Of course there is something inherently transgressive in looking at Skinheads (homo-)sexually: skinheads chose their looks in reference and reverence to Nazis, who famously put homosexuals in concentration camps and killed them. The look is meant to inspire fear in homosexuals (and other minorities), it is not meant to give them an erection. By the hairdresser’s reading the skinhead look as (sexually attractive) fashion and not a political statement, said politics are completely dismantled, especially since the skinhead gives into the hairdresser’s desire and feels it, too. With that the film shows an excellent subversion tactic that leaves skinheads – should they happen to watch it – not really many defense strategies.
But for me, the subversion actually took a backseat to the wonderful sense of humor of the film that had me laughing out loud several times. Starting with the general set-up and ending with the hilarious sex scene at the end (and many, many other scenes in between) there were many delicious moments in it, though none as delicious as the montage of photos of Skinheads, with the camera panning over them in almost a slow caress, over and over, while “My Favorite Things” (yes, from Sound of Music) is playing. I had tears in my eyes from laughing so hard.

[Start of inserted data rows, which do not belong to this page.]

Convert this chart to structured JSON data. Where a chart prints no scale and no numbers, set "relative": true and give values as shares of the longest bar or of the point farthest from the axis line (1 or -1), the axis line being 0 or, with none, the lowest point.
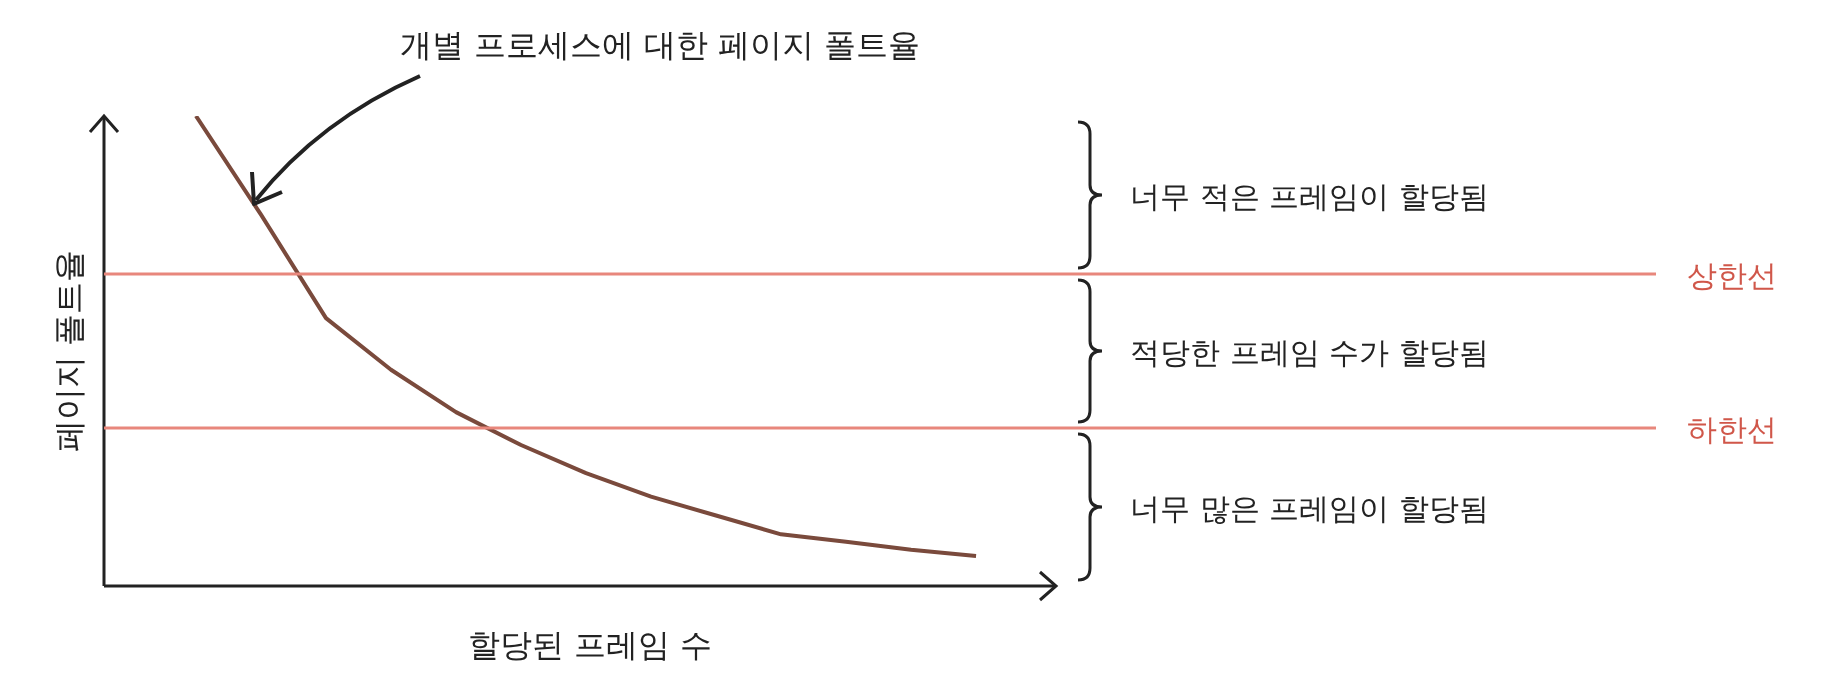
{
  "chart_data": {
    "type": "line",
    "relative": true,
    "xlabel": "할당된 프레임 수",
    "ylabel": "페이지 폴트율",
    "categories": [
      null,
      null,
      null,
      null,
      null,
      null,
      null,
      null,
      null,
      null,
      null,
      null,
      null
    ],
    "series": [
      {
        "color": "#7a4a3c",
        "values": [
          1,
          0.79,
          0.57,
          0.46,
          0.37,
          0.3,
          0.24,
          0.19,
          0.15,
          0.11,
          0.094,
          0.077,
          0.064
        ]
      }
    ],
    "ref_lines": [
      {
        "axis": "y",
        "value": 0.664,
        "label": "상한선",
        "color": "#e8877c"
      },
      {
        "axis": "y",
        "value": 0.336,
        "label": "하한선",
        "color": "#e8877c"
      }
    ],
    "annotations": [
      "개별 프로세스에 대한 페이지 폴트율",
      "너무 적은 프레임이 할당됨",
      "적당한 프레임 수가 할당됨",
      "너무 많은 프레임이 할당됨"
    ],
    "marker": "none",
    "line_style": "solid"
  }
}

The music was generally really cool, even though personally I don’t really care for punk music. But it fit the general punk attitude of the film very well, that was frank, open, not too serious but not unpolitical and very much in your face.
It probably wouldn’t have hurt the film if it had a little more budget, especially for the technical stuff. But I thought that La Bruce’ decision to deal with the problem head-on, at least when it came to sounddesign, and just re-dub everything obviously out of sync with the images, managed to be charming rather than irritating. And I suspect that with more money, the film wouldn’t have been made in all its cheeky glory. And that would have been a shame.